Hayatınızın en kötü ve en iyi anlarını görmeye hazır olun. Birçok insan, ölüm yaklaşırken hayatın gözlerinin önünden geçtiğini söyler. Başarılarını görüyorlar ve anıları hayatlarının bir slayt gösterisi gibi gözlerinin önünde oynuyor.

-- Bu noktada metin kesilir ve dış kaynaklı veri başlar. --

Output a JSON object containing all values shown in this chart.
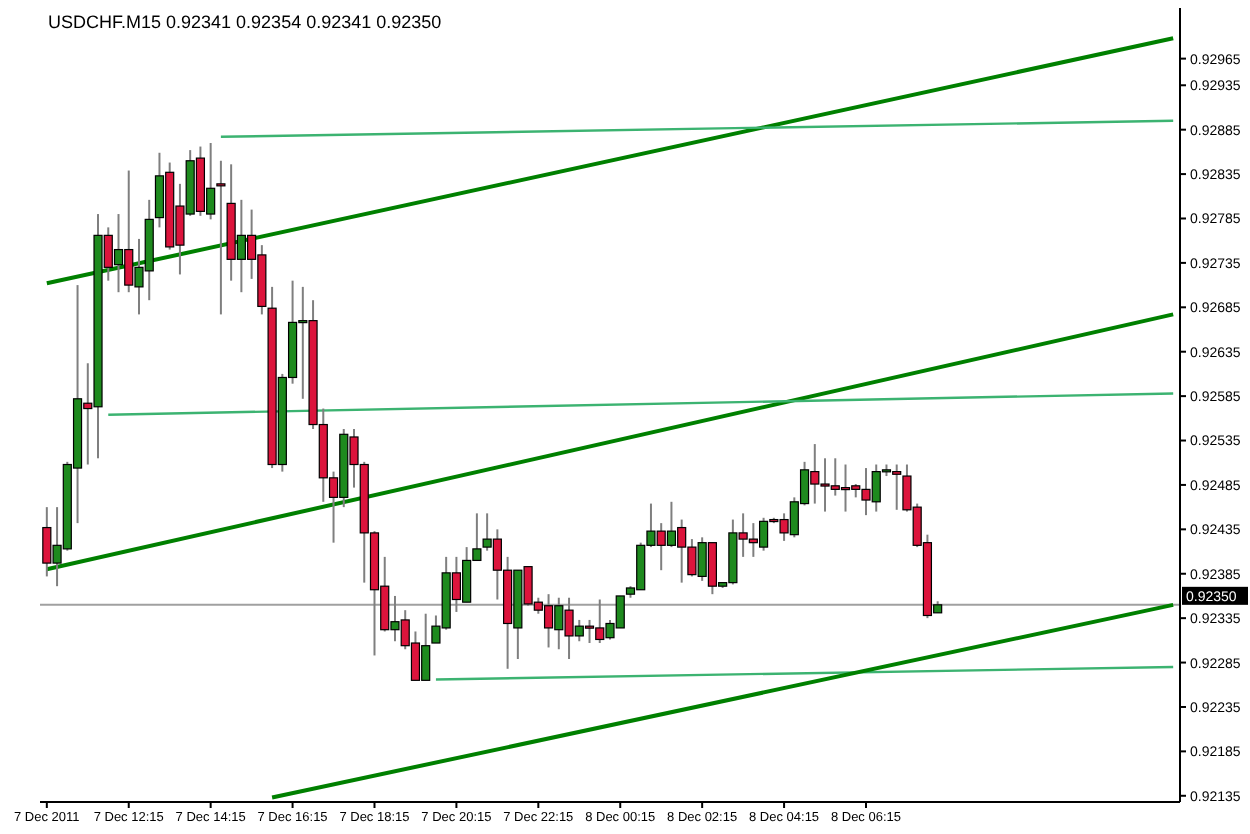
{
  "chart_data": {
    "type": "candlestick",
    "title": "USDCHF.M15 0.92341 0.92354 0.92341 0.92350",
    "x": [
      "2011-12-07T10:15",
      "2011-12-07T10:30",
      "2011-12-07T10:45",
      "2011-12-07T11:00",
      "2011-12-07T11:15",
      "2011-12-07T11:30",
      "2011-12-07T11:45",
      "2011-12-07T12:00",
      "2011-12-07T12:15",
      "2011-12-07T12:30",
      "2011-12-07T12:45",
      "2011-12-07T13:00",
      "2011-12-07T13:15",
      "2011-12-07T13:30",
      "2011-12-07T13:45",
      "2011-12-07T14:00",
      "2011-12-07T14:15",
      "2011-12-07T14:30",
      "2011-12-07T14:45",
      "2011-12-07T15:00",
      "2011-12-07T15:15",
      "2011-12-07T15:30",
      "2011-12-07T15:45",
      "2011-12-07T16:00",
      "2011-12-07T16:15",
      "2011-12-07T16:30",
      "2011-12-07T16:45",
      "2011-12-07T17:00",
      "2011-12-07T17:15",
      "2011-12-07T17:30",
      "2011-12-07T17:45",
      "2011-12-07T18:00",
      "2011-12-07T18:15",
      "2011-12-07T18:30",
      "2011-12-07T18:45",
      "2011-12-07T19:00",
      "2011-12-07T19:15",
      "2011-12-07T19:30",
      "2011-12-07T19:45",
      "2011-12-07T20:00",
      "2011-12-07T20:15",
      "2011-12-07T20:30",
      "2011-12-07T20:45",
      "2011-12-07T21:00",
      "2011-12-07T21:15",
      "2011-12-07T21:30",
      "2011-12-07T21:45",
      "2011-12-07T22:00",
      "2011-12-07T22:15",
      "2011-12-07T22:30",
      "2011-12-07T22:45",
      "2011-12-07T23:00",
      "2011-12-07T23:15",
      "2011-12-07T23:30",
      "2011-12-07T23:45",
      "2011-12-08T00:00",
      "2011-12-08T00:15",
      "2011-12-08T00:30",
      "2011-12-08T00:45",
      "2011-12-08T01:00",
      "2011-12-08T01:15",
      "2011-12-08T01:30",
      "2011-12-08T01:45",
      "2011-12-08T02:00",
      "2011-12-08T02:15",
      "2011-12-08T02:30",
      "2011-12-08T02:45",
      "2011-12-08T03:00",
      "2011-12-08T03:15",
      "2011-12-08T03:30",
      "2011-12-08T03:45",
      "2011-12-08T04:00",
      "2011-12-08T04:15",
      "2011-12-08T04:30",
      "2011-12-08T04:45",
      "2011-12-08T05:00",
      "2011-12-08T05:15",
      "2011-12-08T05:30",
      "2011-12-08T05:45",
      "2011-12-08T06:00",
      "2011-12-08T06:15",
      "2011-12-08T06:30",
      "2011-12-08T06:45",
      "2011-12-08T07:00",
      "2011-12-08T07:15",
      "2011-12-08T07:30",
      "2011-12-08T07:45",
      "2011-12-08T08:00"
    ],
    "ohlc": [
      [
        0.92437,
        0.9246,
        0.92382,
        0.92397
      ],
      [
        0.92397,
        0.9246,
        0.92371,
        0.92417
      ],
      [
        0.92413,
        0.92511,
        0.92411,
        0.92508
      ],
      [
        0.92504,
        0.9271,
        0.92442,
        0.92582
      ],
      [
        0.92577,
        0.92622,
        0.92508,
        0.92571
      ],
      [
        0.92573,
        0.9279,
        0.92515,
        0.92766
      ],
      [
        0.92766,
        0.92775,
        0.92715,
        0.9273
      ],
      [
        0.92733,
        0.9279,
        0.92702,
        0.9275
      ],
      [
        0.9275,
        0.92839,
        0.92702,
        0.9271
      ],
      [
        0.92708,
        0.92762,
        0.92677,
        0.9273
      ],
      [
        0.92726,
        0.92806,
        0.92693,
        0.92784
      ],
      [
        0.92786,
        0.92859,
        0.92775,
        0.92833
      ],
      [
        0.92837,
        0.92848,
        0.9275,
        0.92753
      ],
      [
        0.92799,
        0.92824,
        0.92722,
        0.92755
      ],
      [
        0.9279,
        0.92862,
        0.92788,
        0.9285
      ],
      [
        0.92853,
        0.92866,
        0.92788,
        0.92793
      ],
      [
        0.9279,
        0.9287,
        0.92784,
        0.92819
      ],
      [
        0.92824,
        0.9285,
        0.92677,
        0.92822
      ],
      [
        0.92802,
        0.92846,
        0.92715,
        0.92739
      ],
      [
        0.92739,
        0.92806,
        0.92702,
        0.92766
      ],
      [
        0.92766,
        0.92795,
        0.92717,
        0.92739
      ],
      [
        0.92744,
        0.92755,
        0.92677,
        0.92686
      ],
      [
        0.92684,
        0.92708,
        0.92504,
        0.92508
      ],
      [
        0.92508,
        0.9261,
        0.925,
        0.92606
      ],
      [
        0.92606,
        0.92715,
        0.92599,
        0.92668
      ],
      [
        0.92668,
        0.92708,
        0.92582,
        0.9267
      ],
      [
        0.9267,
        0.92693,
        0.92548,
        0.92553
      ],
      [
        0.92553,
        0.92571,
        0.92466,
        0.92493
      ],
      [
        0.92493,
        0.925,
        0.9242,
        0.92471
      ],
      [
        0.92471,
        0.92548,
        0.9246,
        0.92542
      ],
      [
        0.92539,
        0.92548,
        0.92482,
        0.92508
      ],
      [
        0.92508,
        0.92511,
        0.92375,
        0.92431
      ],
      [
        0.92431,
        0.92433,
        0.92293,
        0.92367
      ],
      [
        0.92371,
        0.92404,
        0.9232,
        0.92322
      ],
      [
        0.92322,
        0.9236,
        0.92309,
        0.92331
      ],
      [
        0.92333,
        0.92344,
        0.923,
        0.92304
      ],
      [
        0.92307,
        0.9232,
        0.92265,
        0.92265
      ],
      [
        0.92265,
        0.9234,
        0.92265,
        0.92304
      ],
      [
        0.92307,
        0.92338,
        0.92307,
        0.92326
      ],
      [
        0.92324,
        0.92404,
        0.92322,
        0.92386
      ],
      [
        0.92386,
        0.92404,
        0.92342,
        0.92356
      ],
      [
        0.92353,
        0.92415,
        0.92353,
        0.924
      ],
      [
        0.924,
        0.92453,
        0.924,
        0.92413
      ],
      [
        0.92415,
        0.92453,
        0.92411,
        0.92424
      ],
      [
        0.92424,
        0.92435,
        0.92356,
        0.92389
      ],
      [
        0.92389,
        0.92404,
        0.92278,
        0.92329
      ],
      [
        0.92324,
        0.92389,
        0.92289,
        0.92389
      ],
      [
        0.92393,
        0.92393,
        0.92349,
        0.92351
      ],
      [
        0.92353,
        0.92358,
        0.9234,
        0.92344
      ],
      [
        0.92349,
        0.92362,
        0.92302,
        0.92324
      ],
      [
        0.92322,
        0.92358,
        0.923,
        0.92349
      ],
      [
        0.92344,
        0.92358,
        0.92289,
        0.92315
      ],
      [
        0.92315,
        0.92333,
        0.92309,
        0.92326
      ],
      [
        0.92326,
        0.92333,
        0.92307,
        0.92324
      ],
      [
        0.92324,
        0.92356,
        0.92307,
        0.92311
      ],
      [
        0.92313,
        0.92333,
        0.92311,
        0.92329
      ],
      [
        0.92324,
        0.9236,
        0.92324,
        0.9236
      ],
      [
        0.92362,
        0.92371,
        0.92358,
        0.92369
      ],
      [
        0.92367,
        0.9242,
        0.92367,
        0.92417
      ],
      [
        0.92417,
        0.92464,
        0.92415,
        0.92433
      ],
      [
        0.92433,
        0.92442,
        0.92389,
        0.92417
      ],
      [
        0.92417,
        0.92466,
        0.92415,
        0.92433
      ],
      [
        0.92437,
        0.92446,
        0.92375,
        0.92415
      ],
      [
        0.92415,
        0.92424,
        0.92382,
        0.92384
      ],
      [
        0.92382,
        0.92426,
        0.92377,
        0.9242
      ],
      [
        0.9242,
        0.9242,
        0.92362,
        0.92371
      ],
      [
        0.92371,
        0.92375,
        0.92369,
        0.92375
      ],
      [
        0.92375,
        0.92446,
        0.92373,
        0.92431
      ],
      [
        0.92431,
        0.92453,
        0.92404,
        0.92424
      ],
      [
        0.92424,
        0.92442,
        0.92404,
        0.9242
      ],
      [
        0.92415,
        0.92448,
        0.92411,
        0.92444
      ],
      [
        0.92446,
        0.92448,
        0.92442,
        0.92444
      ],
      [
        0.92446,
        0.92453,
        0.92422,
        0.92431
      ],
      [
        0.92429,
        0.92471,
        0.92426,
        0.92466
      ],
      [
        0.92464,
        0.92511,
        0.92462,
        0.92502
      ],
      [
        0.925,
        0.92531,
        0.92464,
        0.92486
      ],
      [
        0.92486,
        0.92515,
        0.92455,
        0.92484
      ],
      [
        0.92484,
        0.92515,
        0.92473,
        0.9248
      ],
      [
        0.92482,
        0.92508,
        0.92455,
        0.9248
      ],
      [
        0.92484,
        0.92486,
        0.92471,
        0.9248
      ],
      [
        0.9248,
        0.92504,
        0.92451,
        0.92468
      ],
      [
        0.92466,
        0.92508,
        0.92455,
        0.925
      ],
      [
        0.925,
        0.92508,
        0.92495,
        0.92502
      ],
      [
        0.925,
        0.92508,
        0.92457,
        0.92497
      ],
      [
        0.92495,
        0.92508,
        0.92455,
        0.92457
      ],
      [
        0.9246,
        0.92464,
        0.92415,
        0.92417
      ],
      [
        0.9242,
        0.92429,
        0.92335,
        0.92338
      ],
      [
        0.92341,
        0.92354,
        0.92341,
        0.9235
      ]
    ],
    "series": [
      {
        "type": "line",
        "color": "#008000",
        "x": [
          "2011-12-07T10:15",
          "2011-12-08T13:45"
        ],
        "values": [
          0.92712,
          0.92988
        ]
      },
      {
        "type": "line",
        "color": "#3cb371",
        "x": [
          "2011-12-07T14:30",
          "2011-12-08T13:45"
        ],
        "values": [
          0.92877,
          0.92895
        ]
      },
      {
        "type": "line",
        "color": "#008000",
        "x": [
          "2011-12-07T10:15",
          "2011-12-08T13:45"
        ],
        "values": [
          0.9239,
          0.92677
        ]
      },
      {
        "type": "line",
        "color": "#3cb371",
        "x": [
          "2011-12-07T11:45",
          "2011-12-08T13:45"
        ],
        "values": [
          0.92564,
          0.92588
        ]
      },
      {
        "type": "line",
        "color": "#3cb371",
        "x": [
          "2011-12-07T19:45",
          "2011-12-08T13:45"
        ],
        "values": [
          0.92266,
          0.9228
        ]
      },
      {
        "type": "line",
        "color": "#008000",
        "x": [
          "2011-12-07T15:45",
          "2011-12-08T13:45"
        ],
        "values": [
          0.92133,
          0.9235
        ]
      }
    ],
    "xlim": [
      "2011-12-07T10:05",
      "2011-12-08T13:55"
    ],
    "xticks": [
      {
        "value": "2011-12-07T10:15",
        "label": "7 Dec 2011"
      },
      {
        "value": "2011-12-07T12:15",
        "label": "7 Dec 12:15"
      },
      {
        "value": "2011-12-07T14:15",
        "label": "7 Dec 14:15"
      },
      {
        "value": "2011-12-07T16:15",
        "label": "7 Dec 16:15"
      },
      {
        "value": "2011-12-07T18:15",
        "label": "7 Dec 18:15"
      },
      {
        "value": "2011-12-07T20:15",
        "label": "7 Dec 20:15"
      },
      {
        "value": "2011-12-07T22:15",
        "label": "7 Dec 22:15"
      },
      {
        "value": "2011-12-08T00:15",
        "label": "8 Dec 00:15"
      },
      {
        "value": "2011-12-08T02:15",
        "label": "8 Dec 02:15"
      },
      {
        "value": "2011-12-08T04:15",
        "label": "8 Dec 04:15"
      },
      {
        "value": "2011-12-08T06:15",
        "label": "8 Dec 06:15"
      }
    ],
    "ylim": [
      0.92128,
      0.93022
    ],
    "yticks": [
      0.92135,
      0.92185,
      0.92235,
      0.92285,
      0.92335,
      0.92385,
      0.92435,
      0.92485,
      0.92535,
      0.92585,
      0.92635,
      0.92685,
      0.92735,
      0.92785,
      0.92835,
      0.92885,
      0.92935,
      0.92965
    ],
    "ref_lines": [
      {
        "axis": "y",
        "value": 0.9235,
        "label": "0.92350",
        "color": "#a0a0a0"
      }
    ]
  }
}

hepiniz görüyor ve işitiyorsunuz

Pek çok insan, odadaki insanları yanlarında görmekten ve onlarla konuşmaya çalışmaktan, ancak zihinleri uyanıkken bedenleri cansız olduğu için bunu yapamamaktan bahseder.

yatıştırma

Hayatın diğer tarafına geçip geri dönenlerin büyük çoğunluğu, her şeyi tüketen bir huzur ve sükunet duygusu hissettiklerini iddia etti. O kadar güçlü ve sevgi doluydu ki zihin bu sakinlik hissini nasıl yorumlayacağını bilemedi.

Geri dönme isteksizliği

Birçok hikayeye göre, ölüme yakın deneyim o kadar dingin ve sakindi ki, birçok insan hayata geri dönmek istemedi.

Öyle ya da böyle, hayatımız boyunca, gittiğimizde ne olacağımızı asla bilemeyeceğiz.